Question

Construct a deterministic finite-state automaton that recognizes the set of all bit strings that do not contain three consecutive 0s.

Short answer

The result is:

State	0	1
\({{\bf{s}}_{\bf{0}}}\)	\({{\bf{s}}_{\bf{0}}}\)	\({{\bf{s}}_{\bf{1}}}\)
\({{\bf{s}}_{\bf{1}}}\)	\({{\bf{s}}_{\bf{2}}}\)	\({{\bf{s}}_{\bf{0}}}\)
\({{\bf{s}}_{\bf{2}}}\)	\({{\bf{s}}_{\bf{3}}}\)	\({{\bf{s}}_{\bf{0}}}\)
\({{\bf{s}}_{\bf{3}}}\)	\({{\bf{s}}_{\bf{3}}}\)	\({{\bf{s}}_{\bf{3}}}\)

Step-by-step solution

Construction of deterministic finite-state automaton.

Let's start state be\({{\bf{s}}_{\bf{0}}}\).

\({{\bf{s}}_{\bf{0}}}\)shows that the last two digits were 0.

\({{\bf{s}}_{\bf{1}}}\)has the last two digits was 00.

\({{\bf{s}}_{\bf{2}}}\)give that the last two digits were 00.

\({{\bf{s}}_{\bf{3}}}\)shows that the string contains 000.

\({{\bf{s}}_{\bf{0}}}{\bf{,}}{{\bf{s}}_{\bf{1}}}\)and \({{\bf{s}}_{\bf{2}}}\)all are in the final state.

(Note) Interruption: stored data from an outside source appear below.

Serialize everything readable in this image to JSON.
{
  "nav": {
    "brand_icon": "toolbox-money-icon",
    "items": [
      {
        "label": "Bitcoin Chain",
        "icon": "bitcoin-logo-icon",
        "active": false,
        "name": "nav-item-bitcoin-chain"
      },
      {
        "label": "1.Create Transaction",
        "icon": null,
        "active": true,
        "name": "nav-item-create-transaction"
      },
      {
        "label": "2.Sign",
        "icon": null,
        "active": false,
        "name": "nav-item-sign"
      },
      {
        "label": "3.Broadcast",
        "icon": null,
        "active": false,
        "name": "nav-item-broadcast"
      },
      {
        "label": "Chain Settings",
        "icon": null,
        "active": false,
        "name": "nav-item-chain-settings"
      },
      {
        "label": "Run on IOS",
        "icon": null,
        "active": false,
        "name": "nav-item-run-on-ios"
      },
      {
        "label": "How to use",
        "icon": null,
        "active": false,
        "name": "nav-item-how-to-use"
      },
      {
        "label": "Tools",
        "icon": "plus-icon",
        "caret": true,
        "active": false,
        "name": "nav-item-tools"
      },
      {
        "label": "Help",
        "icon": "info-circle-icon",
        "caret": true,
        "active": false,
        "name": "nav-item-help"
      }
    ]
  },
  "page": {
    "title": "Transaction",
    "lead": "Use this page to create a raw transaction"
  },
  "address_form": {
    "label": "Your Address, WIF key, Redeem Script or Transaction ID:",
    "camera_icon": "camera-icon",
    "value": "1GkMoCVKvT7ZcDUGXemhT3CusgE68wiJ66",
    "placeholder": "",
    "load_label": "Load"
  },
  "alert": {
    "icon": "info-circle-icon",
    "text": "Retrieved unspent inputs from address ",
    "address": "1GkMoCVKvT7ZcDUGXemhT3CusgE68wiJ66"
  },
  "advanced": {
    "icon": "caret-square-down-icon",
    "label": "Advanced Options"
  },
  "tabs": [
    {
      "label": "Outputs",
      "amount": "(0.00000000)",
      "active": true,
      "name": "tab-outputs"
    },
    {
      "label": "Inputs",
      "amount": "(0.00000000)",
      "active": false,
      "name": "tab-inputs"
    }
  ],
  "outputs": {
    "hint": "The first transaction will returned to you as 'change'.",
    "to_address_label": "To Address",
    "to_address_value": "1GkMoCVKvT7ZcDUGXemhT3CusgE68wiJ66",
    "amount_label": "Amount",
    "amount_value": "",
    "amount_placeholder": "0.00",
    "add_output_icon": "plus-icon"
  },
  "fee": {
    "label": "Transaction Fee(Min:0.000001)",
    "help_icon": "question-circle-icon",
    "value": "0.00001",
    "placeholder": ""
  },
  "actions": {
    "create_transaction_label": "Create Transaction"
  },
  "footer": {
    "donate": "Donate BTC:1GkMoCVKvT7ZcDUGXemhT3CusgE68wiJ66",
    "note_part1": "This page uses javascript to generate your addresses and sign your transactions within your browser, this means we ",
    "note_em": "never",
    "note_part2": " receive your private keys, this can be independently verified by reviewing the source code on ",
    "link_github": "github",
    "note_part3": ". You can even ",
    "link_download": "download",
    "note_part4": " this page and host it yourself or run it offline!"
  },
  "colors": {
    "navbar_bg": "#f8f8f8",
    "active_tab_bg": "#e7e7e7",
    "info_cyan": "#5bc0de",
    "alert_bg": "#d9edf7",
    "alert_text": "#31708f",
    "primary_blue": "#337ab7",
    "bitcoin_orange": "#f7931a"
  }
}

As I will make sure that all strings containing three consecutive zero ends at state\({{\bf{s}}_{\bf{3}}}\).

I move from \({{\bf{s}}_{\bf{0}}}\)to\({{\bf{s}}_{\bf{1}}}\), if I come across a 0, else I remain at\({{\bf{s}}_{\bf{0}}}\).

I move from \({{\bf{s}}_{\bf{1}}}\)to\({{\bf{s}}_{\bf{2}}}\) , if there is a second 0, else I move back to at\({{\bf{s}}_{\bf{0}}}\).

I move from \({{\bf{s}}_{\bf{2}}}\)to\({{\bf{s}}_{\bf{3}}}\), if there is a third 0, else I move back to\({{\bf{s}}_{\bf{0}}}\). Once I arrived at\({{\bf{s}}_{\bf{3}}}\), I will remain there.

Sketch of deterministic finite-state automaton.

Another way of representing in tabular form.

State	0	1
\({{\bf{s}}_{\bf{0}}}\)	\({{\bf{s}}_{\bf{0}}}\)	\({{\bf{s}}_{\bf{1}}}\)
\({{\bf{s}}_{\bf{1}}}\)	\({{\bf{s}}_{\bf{2}}}\)	\({{\bf{s}}_{\bf{0}}}\)
\({{\bf{s}}_{\bf{2}}}\)	\({{\bf{s}}_{\bf{3}}}\)	\({{\bf{s}}_{\bf{0}}}\)
\({{\bf{s}}_{\bf{3}}}\)	\({{\bf{s}}_{\bf{3}}}\)	\({{\bf{s}}_{\bf{3}}}\)

Therefore, this is the required construction.